No novo filme, que toma emprestado o título de peça do russo Máximo Gorki (1868-1936), Ney interpreta Barão, sujeito de origem aristocrática, ex-viciado em heroína, que funda uma seita que faz rituais com ayahuasca, o chá alucinógeno do Santo Daime.

Simone Spoladore faz uma atriz escalada para um filme dirigido por crianças e Zé Celso, do Teatro Oficina, interpreta um amigo do protagonista com "ares de Liberace", segundo a diretora. O elenco traz também Djin Sganzerla, filha da cineasta, e o dramaturgo Mário Bortolotto.
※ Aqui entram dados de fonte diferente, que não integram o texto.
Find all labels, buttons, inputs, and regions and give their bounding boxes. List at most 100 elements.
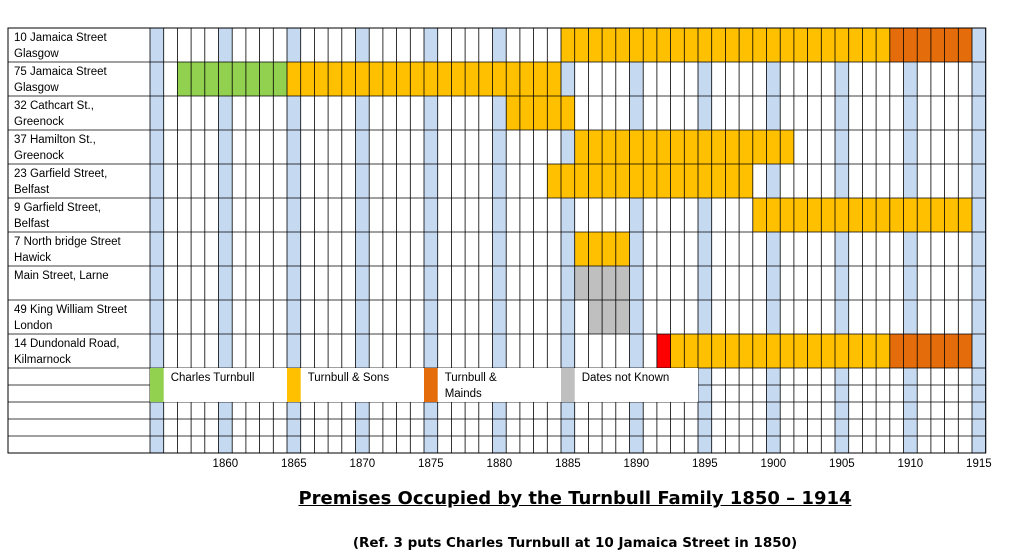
cell-sons-1904: [821, 28, 835, 62]
cell-sons-1888: [602, 130, 616, 164]
year-tick-1910: 1910: [898, 458, 924, 470]
year-tick-1865: 1865: [281, 458, 307, 470]
row-label: 10 Jamaica Street: [14, 32, 107, 44]
cell-sons-1882: [519, 96, 534, 130]
cell-sons-1899: [752, 334, 767, 368]
cell-sons-1903: [807, 334, 822, 368]
cell-sons-1901: [780, 334, 794, 368]
cell-mainds-1914: [958, 334, 972, 368]
cell-sons-1899: [752, 198, 767, 232]
cell-sons-1901: [780, 130, 794, 164]
cell-unknown-1889: [615, 300, 630, 334]
premises-chart: 10 Jamaica Street Glasgow 75 Jamaica Stree…: [7, 27, 992, 470]
row-label: 49 King William Street: [14, 304, 128, 316]
cell-sons-1890: [629, 28, 644, 62]
cell-sons-1896: [711, 130, 726, 164]
year-tick-1870: 1870: [350, 458, 376, 470]
row-label: Main Street, Larne: [14, 270, 109, 282]
cell-sons-1874: [410, 62, 424, 96]
cell-sons-1894: [684, 28, 698, 62]
row-label: 23 Garfield Street,: [14, 168, 107, 180]
highlight-column-1860: [218, 28, 233, 453]
chart-title: Premises Occupied by the Turnbull Family…: [298, 488, 852, 509]
cell-sons-1894: [684, 334, 698, 368]
cell-sons-1909: [889, 198, 904, 232]
row-label: Belfast: [14, 218, 50, 230]
cell-sons-1896: [711, 334, 726, 368]
cell-sons-1901: [780, 28, 794, 62]
cell-sons-1906: [848, 334, 863, 368]
cell-sons-1892: [656, 130, 671, 164]
cell-sons-1887: [588, 130, 603, 164]
cell-mainds-1912: [930, 28, 945, 62]
cell-sons-1885: [561, 164, 575, 198]
cell-sons-1902: [793, 334, 808, 368]
legend-box: [287, 368, 424, 402]
cell-sons-1895: [698, 130, 712, 164]
cell-unknown-1886: [574, 266, 589, 300]
cell-sons-1906: [848, 198, 863, 232]
cell-sons-1908: [876, 334, 890, 368]
cell-sons-1901: [780, 198, 794, 232]
cell-sons-1888: [602, 232, 616, 266]
cell-charles-1861: [232, 62, 246, 96]
cell-sons-1888: [602, 164, 616, 198]
cell-sons-1889: [615, 130, 630, 164]
row-label: London: [14, 320, 52, 332]
cell-sons-1900: [766, 198, 781, 232]
legend-label-mainds: Turnbull &: [445, 372, 497, 384]
cell-sons-1907: [862, 198, 877, 232]
cell-sons-1889: [615, 164, 630, 198]
cell-mainds-1909: [889, 28, 904, 62]
cell-sons-1883: [533, 62, 548, 96]
cell-sons-1891: [643, 164, 657, 198]
cell-sons-1897: [725, 130, 740, 164]
cell-sons-1890: [629, 130, 644, 164]
cell-sons-1894: [684, 130, 698, 164]
cell-sons-1914: [958, 198, 972, 232]
cell-sons-1865: [287, 62, 301, 96]
cell-sons-1887: [588, 232, 603, 266]
cell-sons-1883: [533, 96, 548, 130]
cell-sons-1900: [766, 334, 781, 368]
row-label: Belfast: [14, 184, 50, 196]
highlight-column-1880: [492, 28, 507, 453]
cell-sons-1905: [835, 28, 849, 62]
highlight-column-1875: [424, 28, 438, 453]
cell-sons-1869: [341, 62, 356, 96]
occupancy-cells: [177, 28, 972, 368]
year-ticks: 1860 1865 1870 1875 1880 1885 1890 1895 1900 1905…: [213, 458, 992, 470]
cell-sons-1898: [739, 164, 753, 198]
cell-sons-1912: [930, 198, 945, 232]
cell-sons-1896: [711, 28, 726, 62]
cell-sons-1903: [807, 28, 822, 62]
cell-unknown-1889: [615, 266, 630, 300]
cell-sons-1907: [862, 28, 877, 62]
year-tick-1905: 1905: [829, 458, 855, 470]
cell-sons-1908: [876, 28, 890, 62]
cell-mainds-1909: [889, 334, 904, 368]
cell-mainds-1911: [917, 28, 931, 62]
cell-sons-1900: [766, 130, 781, 164]
cell-sons-1895: [698, 164, 712, 198]
cell-sons-1898: [739, 334, 753, 368]
cell-unknown-1887: [588, 266, 603, 300]
cell-sons-1886: [574, 130, 589, 164]
cell-sons-1888: [602, 28, 616, 62]
cell-sons-1884: [547, 62, 561, 96]
cell-sons-1893: [670, 164, 685, 198]
cell-sons-1872: [382, 62, 397, 96]
cell-sons-1892: [656, 28, 671, 62]
cell-sons-1871: [369, 62, 383, 96]
cell-sons-1896: [711, 164, 726, 198]
cell-unknown-1887: [588, 300, 603, 334]
year-tick-1875: 1875: [418, 458, 444, 470]
cell-sons-1889: [615, 28, 630, 62]
row-label: 75 Jamaica Street: [14, 66, 107, 78]
cell-sons-1905: [835, 198, 849, 232]
cell-charles-1857: [177, 62, 192, 96]
cell-sons-1884: [547, 96, 561, 130]
cell-unknown-1888: [602, 300, 616, 334]
cell-sons-1886: [574, 232, 589, 266]
year-tick-1890: 1890: [624, 458, 650, 470]
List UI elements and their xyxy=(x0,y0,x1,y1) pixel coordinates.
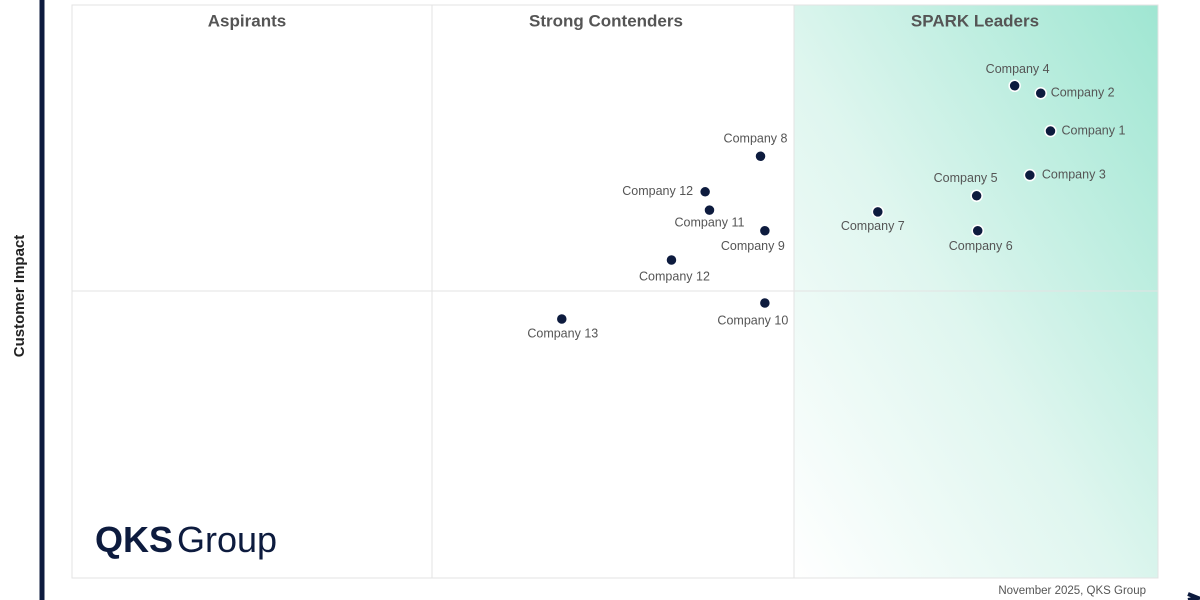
data-point xyxy=(970,189,983,203)
data-point xyxy=(871,205,885,219)
logo-brand: QKS xyxy=(95,519,173,560)
point-label: Company 5 xyxy=(934,171,998,185)
point-label: Company 2 xyxy=(1051,86,1115,100)
data-point xyxy=(1044,124,1057,138)
data-point xyxy=(1023,168,1037,182)
point-label: Company 4 xyxy=(986,62,1050,76)
data-point xyxy=(754,150,767,163)
data-point xyxy=(1034,86,1047,100)
point-label: Company 7 xyxy=(841,219,905,233)
data-point xyxy=(971,224,984,238)
point-label: Company 3 xyxy=(1042,167,1106,181)
x-axis-arrow xyxy=(1187,592,1200,600)
y-axis-label: Customer Impact xyxy=(11,235,28,358)
point-label: Company 12 xyxy=(639,269,710,283)
point-label: Company 9 xyxy=(721,239,785,253)
point-label: Company 10 xyxy=(717,313,788,327)
data-point xyxy=(555,312,569,326)
data-point xyxy=(758,224,772,238)
data-point xyxy=(758,296,772,310)
logo: QKS Group xyxy=(95,519,277,560)
footer-note: November 2025, QKS Group xyxy=(998,585,1146,597)
point-label: Company 11 xyxy=(675,215,745,229)
quadrant-title: Aspirants xyxy=(208,11,286,30)
point-label: Company 1 xyxy=(1061,123,1125,137)
logo-word: Group xyxy=(177,519,277,560)
point-label: Company 13 xyxy=(527,326,598,340)
quadrant-title: SPARK Leaders xyxy=(911,11,1039,30)
quadrant-title: Strong Contenders xyxy=(529,11,683,30)
point-label: Company 12 xyxy=(622,184,693,198)
data-point xyxy=(665,253,678,267)
point-label: Company 8 xyxy=(724,132,788,146)
data-point xyxy=(698,185,712,199)
point-label: Company 6 xyxy=(949,239,1013,253)
data-point xyxy=(703,203,716,217)
data-point xyxy=(1008,79,1021,93)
"A história toda é muito louca e eu adoro a loucura da Helena. Ela é muito livre", comenta Ney. "Ela tenta aproximar o personagem das minhas características, mas ele faz coisas que eu jamais, jamais faria", frisa. O quê, por exemplo? "Casar", responde.

No longa, o personagem se une a um bailarino (Roberto Alencar) numa cerimônia conduzida por um transexual (André Guerreiro Lopes).

De roupa branca e botas de couro, Helena Ignez instrui Ney a falar olhando para a câmera. "Não é um filme realista no sentido dramático", diz.

"Não podia ser diferente", conta à Folha. "Os pilares da minha formação no cinema, Glauber Rocha e Rogério Sganzerla, têm uma narração toda fragmentada, não realista."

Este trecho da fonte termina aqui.